Aldertrack was created as a website four years ago by Jimm Dispensa, a data cruncher for the Chicago Public Schools who aggregated what Fourcher describes as “every last piece of information on every candidate.” There was nothing slick or pretty about Aldertrack, but its bounty took Fourcher’s breath away. “Those of us in politics talked about it like it was the holy grail,” Fourcher, who at the time was involved in some aldermanic races, once told me. When he heard last year that Dispensa intended to get Aldertrack up and running again, he proposed teaming up, hooking on with an established news site, and turning Dispensa’s hobby into a business. The Reader said no to the idea, and the CNC said yes. The cooperative provides the site’s original editorial content, Dispensa scours the web aggregating information nuggets, and Fourcher handles the business end. In April, Fourcher told me, he and Dispensa and O’Shea, Kirk, and Greising need to sit down and figure out if they have a future together. “I hope,” he says. “I can’t imagine a better team of journalists. But I’m a businessman and nothing’s set in stone.”
As a businessman, Fourcher has other irons in the fire. He’s publisher of two hyperlocal news websites, CenterSquareJournal.com and RoscoeViewJournal.com. I live in the first site’s coverage area, but I can’t say it ever occurs to me to drop in online to find out what’s up in my neighborhood. But the other day somebody was handing out flyers outside the Irving Park Brown Line station. On one side was an ad for Motiv, a personal training studio that’s a Center Square Journal advertiser, and on the other side a promotional for Center Square Journal, “your neighborhood news site.”
I asked Fourcher about the flyer. “Isn’t that great!” he said. “They paid to advertise and we put it out. Imagine that—journalism supported by advertising!”

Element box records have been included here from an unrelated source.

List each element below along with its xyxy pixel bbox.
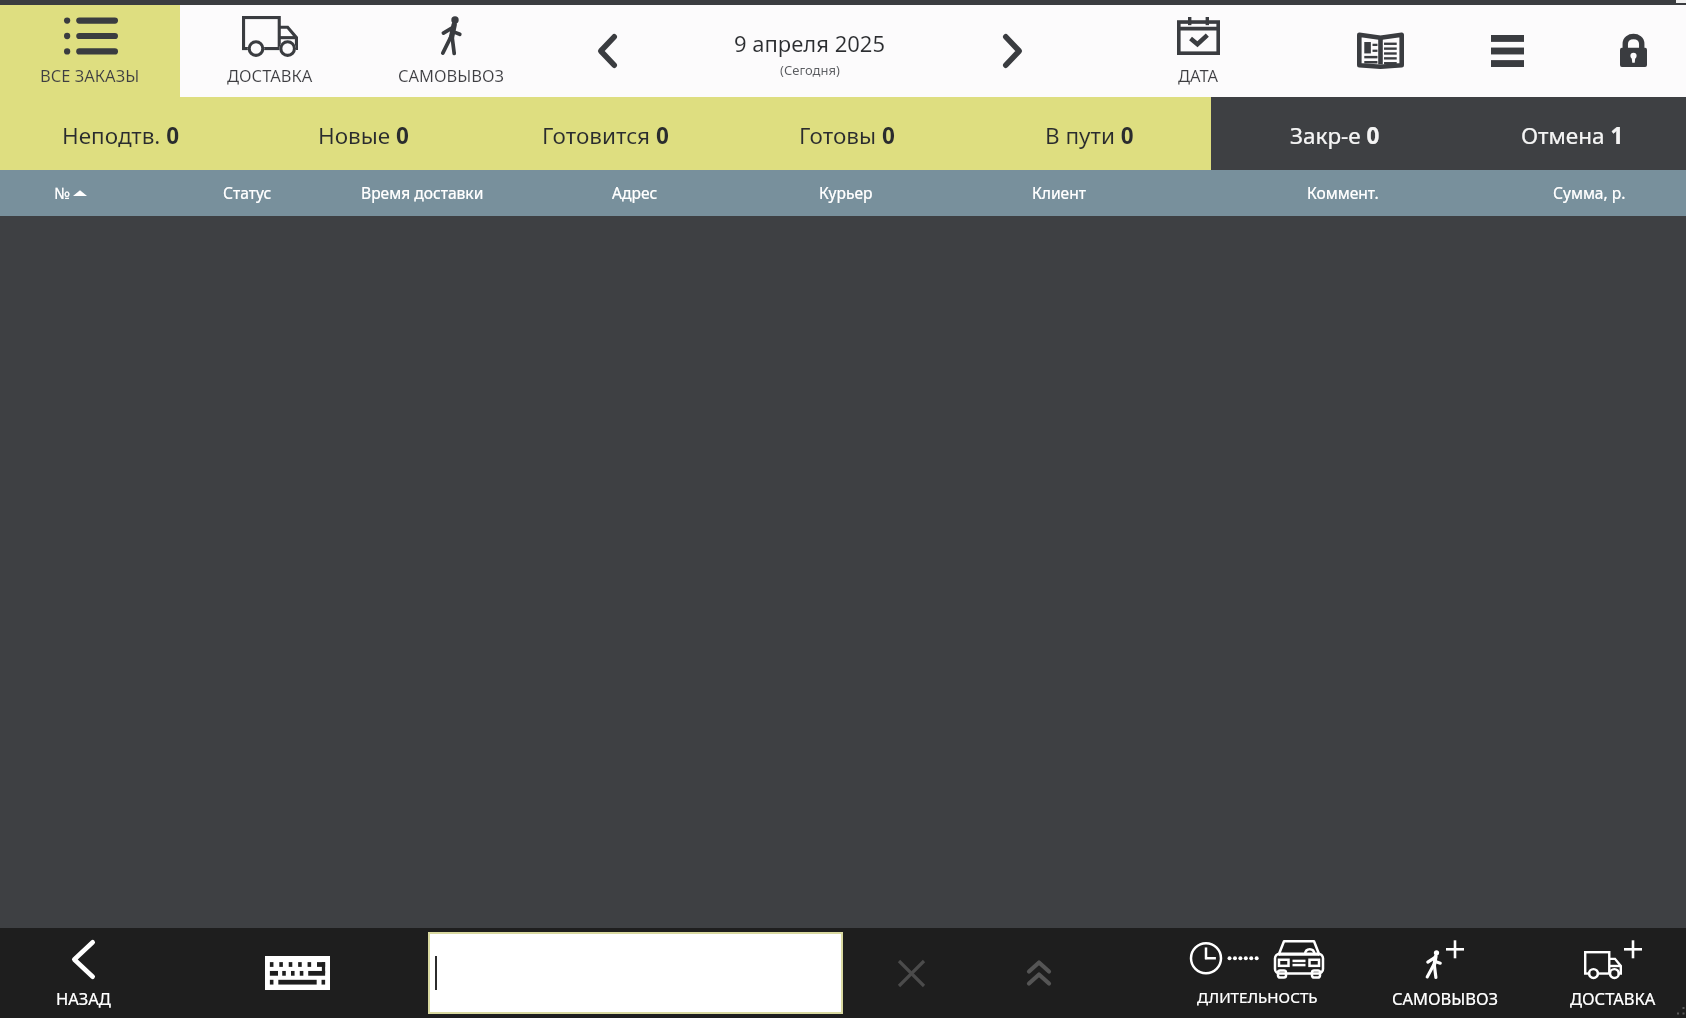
staticText: САМОВЫВОЗ: [398, 64, 504, 86]
button[interactable]: Неподтв. 0: [0, 97, 242, 170]
button[interactable]: Готовится 0: [484, 97, 726, 170]
button[interactable]: Следующий день: [966, 15, 1059, 87]
button[interactable]: №: [0, 170, 150, 216]
button[interactable]: НАЗАД: [0, 928, 167, 1018]
staticText: В пути 0: [1045, 120, 1134, 151]
button[interactable]: Курьер: [766, 170, 926, 216]
staticText: ДОСТАВКА: [227, 64, 313, 86]
button[interactable]: Сумма, р.: [1509, 170, 1669, 216]
button[interactable]: 9 апреля 2025: [660, 12, 960, 94]
staticText: Курьер: [819, 182, 873, 203]
button[interactable]: Свернуть: [1001, 954, 1076, 992]
staticText: ВСЕ ЗАКАЗЫ: [40, 64, 140, 86]
button[interactable]: Коммент.: [1263, 170, 1423, 216]
staticText: Сумма, р.: [1553, 182, 1626, 203]
staticText: Клиент: [1032, 182, 1087, 203]
button[interactable]: Блокировка: [1578, 14, 1686, 86]
staticText: ДОСТАВКА: [1570, 987, 1656, 1009]
staticText: Адрес: [612, 182, 658, 203]
staticText: Закр-е 0: [1290, 120, 1380, 151]
staticText: САМОВЫВОЗ: [1392, 987, 1498, 1009]
staticText: Готовится 0: [542, 120, 669, 151]
button[interactable]: Закр-е 0: [1211, 97, 1458, 170]
button[interactable]: ДОСТАВКА: [1523, 928, 1686, 1018]
button[interactable]: Меню: [1452, 15, 1562, 87]
button[interactable]: Время доставки: [342, 170, 502, 216]
button[interactable]: Поиск: [428, 932, 843, 1014]
button[interactable]: Готовы 0: [726, 97, 968, 170]
button[interactable]: САМОВЫВОЗ: [1355, 928, 1535, 1018]
button[interactable]: Адрес: [555, 170, 715, 216]
button[interactable]: Справочник: [1320, 14, 1440, 86]
button[interactable]: Отмена 1: [1458, 97, 1686, 170]
button[interactable]: Предыдущий день: [561, 15, 654, 87]
button[interactable]: Самовывоз: [360, 5, 541, 97]
staticText: 9 апреля 2025: [734, 28, 886, 58]
button[interactable]: В пути 0: [968, 97, 1211, 170]
staticText: Готовы 0: [799, 120, 895, 151]
staticText: Статус: [223, 182, 272, 203]
staticText: НАЗАД: [56, 987, 111, 1009]
staticText: Новые 0: [318, 120, 409, 151]
staticText: Отмена 1: [1521, 120, 1624, 151]
staticText: Время доставки: [361, 182, 484, 203]
staticText: Коммент.: [1307, 182, 1379, 203]
button[interactable]: Доставка: [180, 5, 360, 97]
button[interactable]: Очистить: [874, 954, 949, 992]
staticText: ДЛИТЕЛЬНОСТЬ: [1197, 987, 1318, 1008]
button[interactable]: ВСЕ ЗАКАЗЫ: [0, 5, 180, 97]
button[interactable]: Новые 0: [242, 97, 484, 170]
staticText: ДАТА: [1178, 64, 1218, 86]
button[interactable]: Клавиатура: [232, 956, 362, 990]
staticText: (Сегодня): [780, 61, 840, 79]
staticText: Неподтв. 0: [62, 120, 180, 151]
button[interactable]: Статус: [167, 170, 327, 216]
button[interactable]: ДЛИТЕЛЬНОСТЬ: [1146, 928, 1368, 1018]
staticText: №: [54, 182, 70, 203]
button[interactable]: Дата: [1113, 5, 1283, 97]
button[interactable]: Клиент: [979, 170, 1139, 216]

The site’s coming up on its first anniversary, and Fourcher says it’s breaking even. On the expense side of the ledger there’s one salary—the editor’s. The ad salesperson works on commission; and as for the reporters, “we compensate them with love,” said Fourcher.
Is that enough? I asked. “A lot of these people are excellent writers—they all are,” he said, “and they all have other ways of earning their living.”
Fourcher has put himself where the action is. If the CNC doesn’t reinvent journalism with its pay walls and granular reporting, maybe Center Square Journal will do that with its love-based model. Cynics who don’t think journalism can run on love alone may never have tried hard enough to find out.